Franz Xaver Mozart
The Two Piano Concertos
Andriy Dragan (Piano), Musikkollegium Winterthur, Ltg. Bogdan Božović
Ein kurzer Blick auf das Notenmaterial genügt, um festzustellen, dass wir es hier mit einem anderen Mozart zu tun haben: Franz Xaver läutet zaghaft die Romantik ein mit ihrer Freude an Arpeggien, Piano-Brillanterien und den dazu gehörigen Tastenlöwen. Zwar blickt auch Übervater Wolfgang Amadeus noch das eine oder andere Mal durch die Noten (z. B. im ersten Satz des ersten Klavierkonzerts, wo der Sohn kurz des Vaters Finalthema aus dem Violinkonzert D-Dur, KV 218 zitiert), aber gelegentlich lassen sich auch schon vorsichtige Chopin-Klänge heraushören (so im Seitenthema des Allegro con brio des zweiten Klavierkonzerts). Franz-Xaver verfügt über eine recht eigene Musiksprache, dieser Interimist zwischen Klassik und Romantik, dieser Brückenbauer zwischen zwei Epochen. Eine Eigenschaft, die ihn auch in geografischer Hinsicht kennzeichnet: Aus Wien nach Lemberg (heute: L’viv) aufgebrochen (man vermutet, dass die überehrgeizige Mutter Constanze, die aus Franz Xaver gern einen zweiten Wolfgang Amadeus geformt hätte, einer der Gründe für diese „Flucht“ gewesen sein könnte), bildet er auch hier eine Brücke zwischen der „alten“, mitteleuropäischen Klassik und dem Osten, wo er gern auch mal slawisches Musikgut untermischt. Das ist auch so ganz abwegig nicht, denn außer Russen, Bulgaren und den ganz kleinen westslawischen Stämmen befanden sich alle anderen Slawen damals noch unter der österreichischen Krone. Hier, in Galizien, macht er sich als Organisator des Musiklebens verdient und fällt auch als brillanter Pianist auf.

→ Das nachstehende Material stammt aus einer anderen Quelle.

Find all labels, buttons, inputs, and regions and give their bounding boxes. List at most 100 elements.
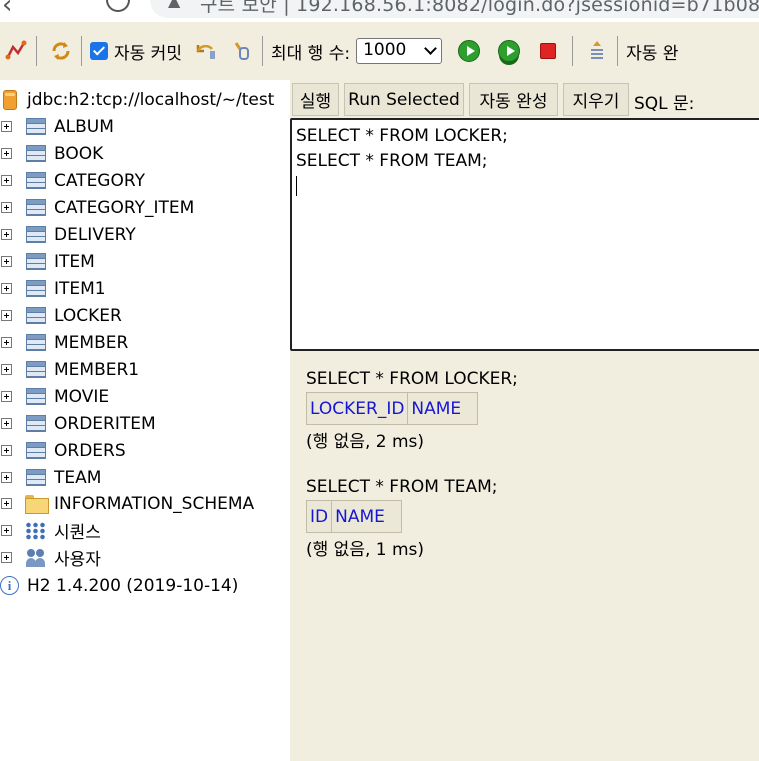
table-icon [26, 307, 46, 324]
table-icon [26, 469, 46, 486]
schema-name: INFORMATION_SCHEMA [54, 493, 255, 514]
expand-icon[interactable] [1, 229, 12, 240]
result-table: ID NAME [305, 500, 403, 533]
sequences-label: 시퀀스 [54, 523, 101, 543]
auto-complete-button[interactable]: 자동 완성 [469, 83, 558, 116]
toolbar-separator [572, 36, 574, 66]
max-rows-value: 1000 [363, 40, 407, 60]
result-note: (행 없음, 2 ms) [306, 432, 425, 452]
expand-icon[interactable] [1, 418, 12, 429]
auto-commit-checkbox[interactable] [90, 42, 108, 60]
run-selected-button[interactable]: Run Selected [344, 83, 464, 116]
result-statement: SELECT * FROM TEAM; [306, 477, 498, 497]
reload-icon[interactable] [106, 0, 130, 12]
table-name: MOVIE [54, 386, 110, 407]
result-block: SELECT * FROM TEAM; ID NAME (행 없음, 1 ms) [305, 477, 498, 560]
chevron-down-icon [424, 42, 437, 55]
table-row[interactable]: LOCKER [0, 302, 122, 329]
table-row[interactable]: CATEGORY [0, 167, 145, 194]
table-icon [26, 145, 46, 162]
warning-icon[interactable]: ▲ [168, 0, 180, 10]
run-selected-icon[interactable] [498, 40, 521, 62]
expand-icon[interactable] [1, 283, 12, 294]
info-icon: i [0, 576, 19, 595]
column-header[interactable]: LOCKER_ID [305, 392, 409, 425]
table-row[interactable]: MOVIE [0, 383, 109, 410]
expand-icon[interactable] [1, 445, 12, 456]
tree-sequences[interactable]: 시퀀스 [0, 517, 101, 544]
table-icon [26, 388, 46, 405]
table-icon [26, 172, 46, 189]
expand-icon[interactable] [1, 498, 12, 509]
toolbar-separator [617, 36, 619, 66]
table-name: ITEM1 [54, 278, 106, 299]
run-button[interactable]: 실행 [292, 83, 339, 116]
table-row[interactable]: CATEGORY_ITEM [0, 194, 194, 221]
table-row[interactable]: BOOK [0, 140, 103, 167]
table-icon [26, 280, 46, 297]
stop-icon[interactable] [540, 43, 557, 59]
column-header[interactable]: NAME [331, 500, 403, 533]
result-note: (행 없음, 1 ms) [306, 540, 425, 560]
text-caret [296, 176, 297, 196]
table-icon [26, 361, 46, 378]
table-row[interactable]: MEMBER [0, 329, 128, 356]
expand-icon[interactable] [1, 175, 12, 186]
table-icon [26, 226, 46, 243]
expand-icon[interactable] [1, 310, 12, 321]
table-name: DELIVERY [54, 224, 136, 245]
table-row[interactable]: TEAM [0, 464, 101, 491]
table-row[interactable]: ITEM [0, 248, 95, 275]
table-name: ORDERITEM [54, 413, 156, 434]
expand-icon[interactable] [1, 391, 12, 402]
users-label: 사용자 [54, 550, 101, 570]
table-name: ORDERS [54, 440, 126, 461]
disconnect-icon[interactable] [4, 39, 28, 63]
expand-icon[interactable] [1, 121, 12, 132]
table-name: ALBUM [54, 116, 114, 137]
expand-icon[interactable] [1, 364, 12, 375]
clear-button[interactable]: 지우기 [563, 83, 629, 116]
result-statement: SELECT * FROM LOCKER; [306, 369, 518, 389]
column-header[interactable]: NAME [407, 392, 479, 425]
table-row[interactable]: ORDERS [0, 437, 126, 464]
result-table: LOCKER_ID NAME [305, 392, 479, 425]
tree-version: i H2 1.4.200 (2019-10-14) [0, 572, 238, 599]
result-block: SELECT * FROM LOCKER; LOCKER_ID NAME (행 … [305, 369, 518, 452]
back-arrow-icon[interactable]: ‹ [2, 0, 12, 20]
rollback-icon[interactable] [194, 39, 218, 63]
table-name: BOOK [54, 143, 104, 164]
expand-icon[interactable] [1, 525, 12, 536]
table-name: ITEM [54, 251, 95, 272]
tree-schema[interactable]: INFORMATION_SCHEMA [0, 490, 254, 517]
table-row[interactable]: ITEM1 [0, 275, 106, 302]
table-row[interactable]: ALBUM [0, 113, 114, 140]
commit-icon[interactable] [230, 39, 254, 63]
max-rows-select[interactable]: 1000 [356, 38, 443, 64]
expand-icon[interactable] [1, 337, 12, 348]
run-icon[interactable] [458, 40, 481, 62]
table-row[interactable]: MEMBER1 [0, 356, 139, 383]
history-icon[interactable] [585, 39, 609, 63]
table-row[interactable]: ORDERITEM [0, 410, 156, 437]
expand-icon[interactable] [1, 552, 12, 563]
url-text[interactable]: 구트 보안 | 192.168.56.1:8082/login.do?jsess… [200, 0, 759, 17]
version-label: H2 1.4.200 (2019-10-14) [27, 575, 239, 596]
sql-line: SELECT * FROM TEAM; [296, 151, 488, 171]
column-header[interactable]: ID [305, 500, 333, 533]
table-row[interactable]: DELIVERY [0, 221, 136, 248]
sql-line: SELECT * FROM LOCKER; [296, 126, 508, 146]
tree-users[interactable]: 사용자 [0, 544, 101, 571]
tree-connection[interactable]: jdbc:h2:tcp://localhost/~/test [0, 86, 274, 113]
sql-editor[interactable]: SELECT * FROM LOCKER; SELECT * FROM TEAM… [290, 118, 759, 351]
auto-complete-label: 자동 완 [626, 43, 679, 64]
expand-icon[interactable] [1, 256, 12, 267]
query-pane: 실행 Run Selected 자동 완성 지우기 SQL 문: SELECT … [290, 80, 759, 761]
table-icon [26, 334, 46, 351]
toolbar-separator [261, 36, 263, 66]
refresh-icon[interactable] [49, 39, 73, 63]
expand-icon[interactable] [1, 148, 12, 159]
toolbar: 자동 커밋 최대 행 수: 1000 자동 완 [0, 22, 759, 80]
expand-icon[interactable] [1, 202, 12, 213]
expand-icon[interactable] [1, 472, 12, 483]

Die beiden konventionell strukturierten Klavierkonzerte zeichnen sich durch eine mitreißende Vitalität besonders in den Ecksätzen aus, wohingegen die jeweiligen langsamen Mittelsätze nach den in einem Interview geäußerten Worten des Solisten „die weinende Seele des Komponisten“ repräsentieren.
Für die Interpretation der Musik Franz Xaver Mozarts lässt sich kaum ein kompetenterer Anwalt als Andriy Dragan denken. Selbst aus der Ukraine stammend und heute in der Schweiz lebend, hat er sich die Erforschung des juniormozartschen Œuvres zur Lebensaufgabe gemacht und die Absicht durchblicken lassen, noch (möglichst viele) weitere Musiken Franz Xavers einzuspielen, um ihn dadurch wenigstens ein wenig aus dem Schatten seines Vaters hervortreten zu lassen.
Das Musikkollegium Winterthur blickt auf ein bald 400-jähriges Bestehen zurück. Ensembleleiter Bogdan Božović weiß sich mit Andriy Dragan einig in der Frage, wie denn die Konzerte Franz Xaver Mozarts zu interpretieren seien, und so ist hier eine verdienstvolle Aufnahme aus einem sprichwörtlich so genannten „einzigen Guss“ entstanden!